I tested the charsets above with the most common browsers, to se how the euro character works with web pages, forms and urls. I found out that almost all or all versions of the Internet Explorer completely ignores charset settings. Other browsers support some or all of the charset settings, partially or completely. The good thing was though that all of the most common browsers, including mozilla, netscape, opera (windows & linux versions) and ie (windows version) supports the windows-1252 charset, when set in the content-type http header.

Changes needed

As the windows-1252 is a superset of the iso-8859-1 charset (meaning that windows-1252 contains all of the characters in iso-8859-1, and some more), it is pretty comfortable to use it for web pages in linux too, you can use iso-8859-1 while editing the documents.

What needs to be done is to add this line in the beginning of your document, preferrably in the <head> section:

<meta http-equiv="Content-Type" content="text/html; charset=windows-1252">

(possibly replacing a previous content-type setting).

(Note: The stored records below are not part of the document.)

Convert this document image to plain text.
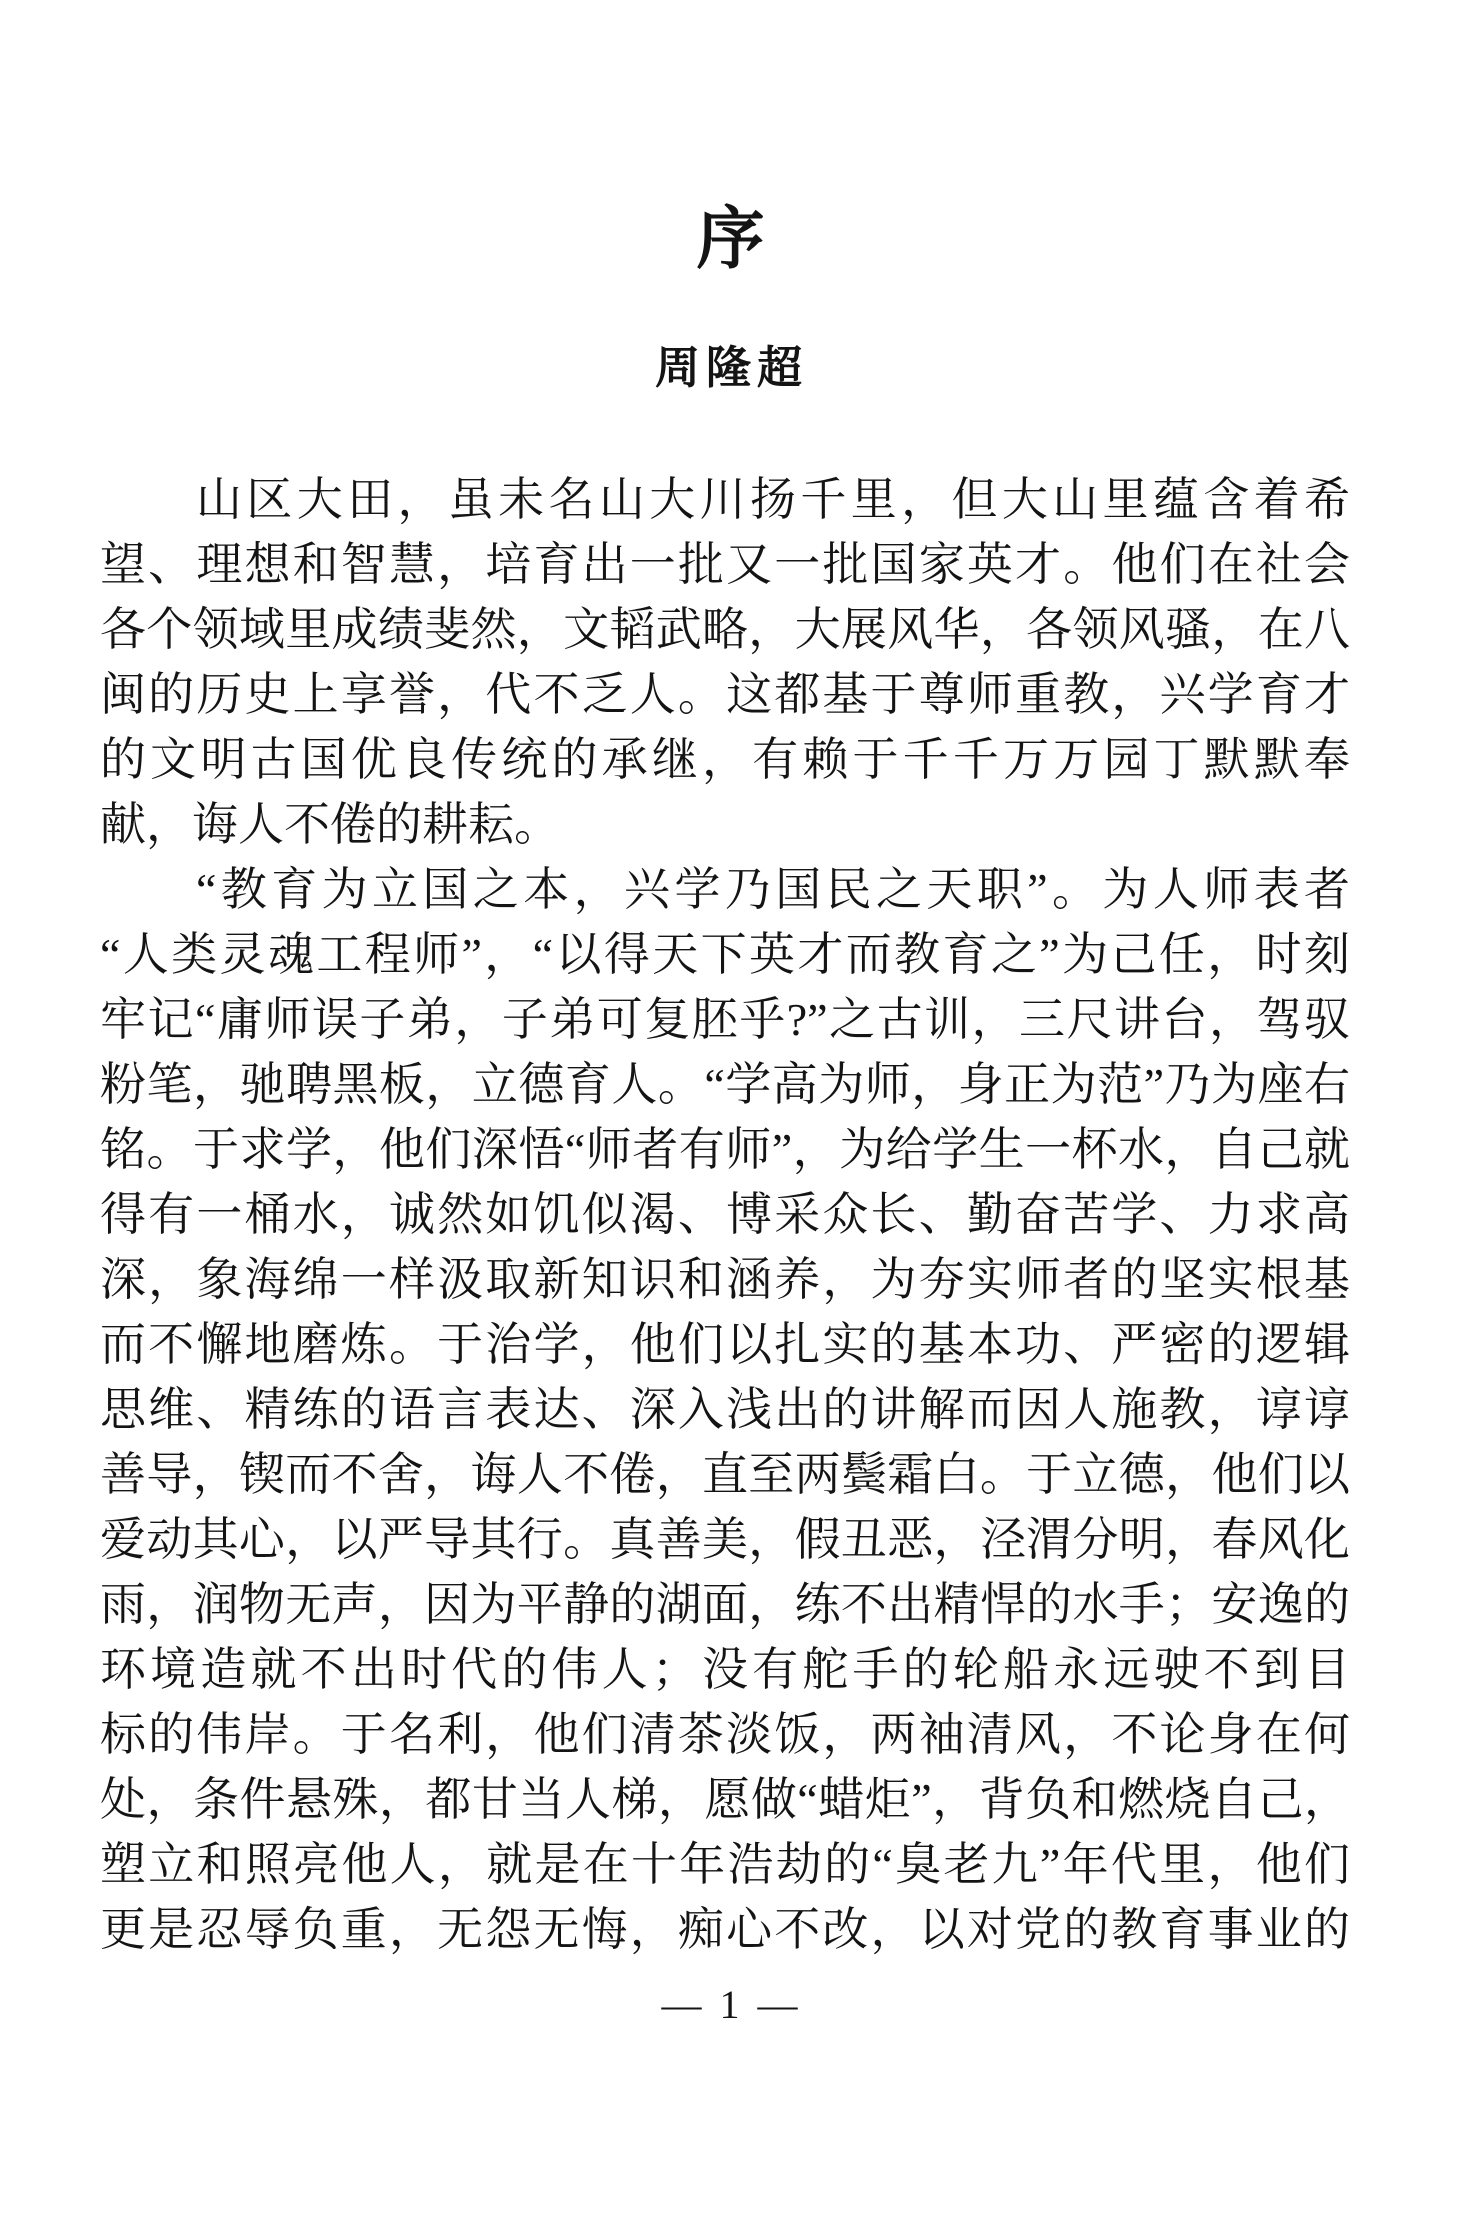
序
周隆超

山区大田，虽未名山大川扬千里，但大山里蕴含着希

望、理想和智慧，培育出一批又一批国家英才。他们在社会

各个领域里成绩斐然，文韬武略，大展风华，各领风骚，在八

闽的历史上享誉，代不乏人。这都基于尊师重教，兴学育才

的文明古国优良传统的承继，有赖于千千万万园丁默默奉

献，诲人不倦的耕耘。

“教育为立国之本，兴学乃国民之天职”。为人师表者

“人类灵魂工程师”，“以得天下英才而教育之”为己任，时刻

牢记“庸师误子弟，子弟可复胚乎?”之古训，三尺讲台，驾驭

粉笔，驰聘黑板，立德育人。“学高为师，身正为范”乃为座右

铭。于求学，他们深悟“师者有师”，为给学生一杯水，自己就

得有一桶水，诚然如饥似渴、博采众长、勤奋苦学、力求高

深，象海绵一样汲取新知识和涵养，为夯实师者的坚实根基

而不懈地磨炼。于治学，他们以扎实的基本功、严密的逻辑

思维、精练的语言表达、深入浅出的讲解而因人施教，谆谆

善导，锲而不舍，诲人不倦，直至两鬓霜白。于立德，他们以

爱动其心，以严导其行。真善美，假丑恶，泾渭分明，春风化

雨，润物无声，因为平静的湖面，练不出精悍的水手；安逸的

环境造就不出时代的伟人；没有舵手的轮船永远驶不到目

标的伟岸。于名利，他们清茶淡饭，两袖清风，不论身在何

处，条件悬殊，都甘当人梯，愿做“蜡炬”，背负和燃烧自己，

塑立和照亮他人，就是在十年浩劫的“臭老九”年代里，他们

更是忍辱负重，无怨无悔，痴心不改，以对党的教育事业的

— 1 —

By these lines, forms submitted will generate the same results with all browsers, with the exception of some of the older versions of opera for linux, which sends the euro character as code 129 instead of 128 which is the correct code in the windows-1252 charset.

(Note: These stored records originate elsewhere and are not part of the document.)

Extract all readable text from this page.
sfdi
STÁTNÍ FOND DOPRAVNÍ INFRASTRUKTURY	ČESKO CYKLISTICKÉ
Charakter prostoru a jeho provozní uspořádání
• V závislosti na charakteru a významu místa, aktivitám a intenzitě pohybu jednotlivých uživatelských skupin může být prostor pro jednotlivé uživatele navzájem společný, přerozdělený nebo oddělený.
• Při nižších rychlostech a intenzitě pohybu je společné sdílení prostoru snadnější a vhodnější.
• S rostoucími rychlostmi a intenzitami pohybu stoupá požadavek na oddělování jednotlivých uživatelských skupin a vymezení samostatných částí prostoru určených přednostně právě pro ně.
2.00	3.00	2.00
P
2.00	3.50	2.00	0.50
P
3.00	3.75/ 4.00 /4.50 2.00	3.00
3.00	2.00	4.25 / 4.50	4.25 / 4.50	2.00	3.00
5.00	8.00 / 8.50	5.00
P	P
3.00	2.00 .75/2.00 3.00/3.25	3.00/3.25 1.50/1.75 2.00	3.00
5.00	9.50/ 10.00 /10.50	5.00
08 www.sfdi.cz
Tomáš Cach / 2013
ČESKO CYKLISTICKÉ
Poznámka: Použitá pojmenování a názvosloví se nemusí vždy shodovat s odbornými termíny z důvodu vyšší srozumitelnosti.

To represent euro characters it is recommended to use the &#8364; instead of &euro;. Especially, even if using the character directly will work with some browsers, the support is the best possible when using the numerical format.

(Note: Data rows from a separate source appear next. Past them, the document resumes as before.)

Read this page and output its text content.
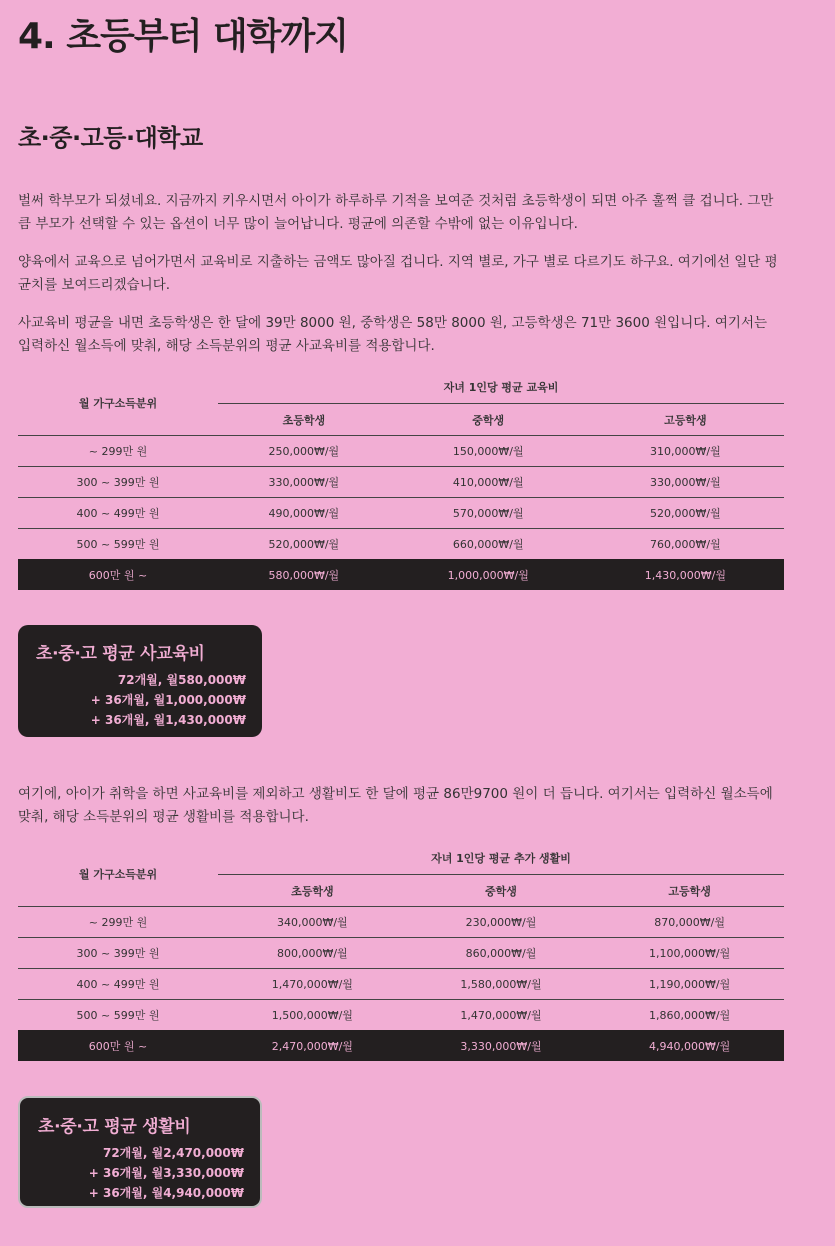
4. 초등부터 대학까지
초·중·고등·대학교

벌써 학부모가 되셨네요. 지금까지 키우시면서 아이가 하루하루 기적을 보여준 것처럼 초등학생이 되면 아주 훌쩍 클 겁니다. 그만큼 부모가 선택할 수 있는 옵션이 너무 많이 늘어납니다. 평균에 의존할 수밖에 없는 이유입니다.

양육에서 교육으로 넘어가면서 교육비로 지출하는 금액도 많아질 겁니다. 지역 별로, 가구 별로 다르기도 하구요. 여기에선 일단 평균치를 보여드리겠습니다.

사교육비 평균을 내면 초등학생은 한 달에 39만 8000 원, 중학생은 58만 8000 원, 고등학생은 71만 3600 원입니다. 여기서는 입력하신 월소득에 맞춰, 해당 소득분위의 평균 사교육비를 적용합니다.

월 가구소득분위	자녀 1인당 평균 교육비		
	초등학생	중학생	고등학생
~ 299만 원	250,000₩/월	150,000₩/월	310,000₩/월
300 ~ 399만 원	330,000₩/월	410,000₩/월	330,000₩/월
400 ~ 499만 원	490,000₩/월	570,000₩/월	520,000₩/월
500 ~ 599만 원	520,000₩/월	660,000₩/월	760,000₩/월
600만 원 ~	580,000₩/월	1,000,000₩/월	1,430,000₩/월
초·중·고 평균 사교육비
72개월, 월580,000₩
+ 36개월, 월1,000,000₩
+ 36개월, 월1,430,000₩

여기에, 아이가 취학을 하면 사교육비를 제외하고 생활비도 한 달에 평균 86만9700 원이 더 듭니다. 여기서는 입력하신 월소득에 맞춰, 해당 소득분위의 평균 생활비를 적용합니다.

월 가구소득분위	자녀 1인당 평균 추가 생활비		
	초등학생	중학생	고등학생
~ 299만 원	340,000₩/월	230,000₩/월	870,000₩/월
300 ~ 399만 원	800,000₩/월	860,000₩/월	1,100,000₩/월
400 ~ 499만 원	1,470,000₩/월	1,580,000₩/월	1,190,000₩/월
500 ~ 599만 원	1,500,000₩/월	1,470,000₩/월	1,860,000₩/월
600만 원 ~	2,470,000₩/월	3,330,000₩/월	4,940,000₩/월
초·중·고 평균 생활비
72개월, 월2,470,000₩
+ 36개월, 월3,330,000₩
+ 36개월, 월4,940,000₩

For those designing web services, you need to ensure your HTML encoders (if you have such) produce the correct encoded form for the euro character. It might also be recommended to encode the other characters special to windows-1252 (those not present in the iso-8859-1 character set) and some others as well. Here is the table I use for characters between 128-191:

CodeHTML formatDisplayed
128&#8364;
..&#8364;
130&#8218;
&#402;ƒ
&#8222;
&#8230;
&#8224;
..&#8225;
&#710;ˆ
&#8240;
&#352;Š
&#8249;
140&#338;Œ
-
&#381;Ž
-
-
..&#8216;
&#8217;
&#8220;
&#8221;
&#8226;
150&#8211;
&#8212;
&#732;˜
&#8482;
&#353;š
..&#8250;
&#339;œ
-
&#382;ž
&#376;Ÿ
160&nbsp; 
-
-
-
&#164;¤
..-
&#166;¦
-
&#168;¨
-
170-
-
-
-
-
..-
-
-
-
-
180&#180;´
-
-
-
&#184;¸
..-
-
-
&#188;¼
&#189;½
190&#190;¾
191-

In the table, "-" means no encoding is needed for that code.

Or, as a java string array:

String[] html_arr = {
    "&#8364;", "&#8364;", "&#8218;", "&#402;",
    "&#8222;", "&#8230;", "&#8224;", "&#8225;",
    "&#710;", "&#8240;", "&#352;", "&#8249;",
    "&#338;", null, "&#381;", null,
    null, "&#8216;", "&#8217;", "&#8220;",
    "&#8221;", "&#8226;", "&#8211;", "&#8212;",
    "&#732;", "&#8482;", "&#353;", "&#8250;",
    "&#339;", null, "&#382;", "&#376;",
    "&nbsp;", null, null, null,
    "&#164;", null, "&#166;", null,
    "&#168;", null, null, null,
    null, null, null, null,
    null, null, null, null,
    "&#180;", null, null, null,
    "&#184;", null, null, null,
    "&#188;", "&#189;", "&#190;", null,
};

Notes

You don't need any other setup to fully support euro characters etc. Especially, setting the charset for the content-type affect the whole document, including forms. So there's no need to set the accept-charsets parameter in the <form>s. It will default to the windows-1252 charset once it is set in the beginning of the document as described before.

Another way of setting the charset is setting the header automatically in the server, instead of setting it inside the html document. In this case, a http header named "Content-type" should be set to "text/html; charset=windows-1252". Note that if the line is both set in the http headers AND in the html document, the html document setting will override the http header value. Thus it is important for templated web pages not to override it with some other value than windows-1252.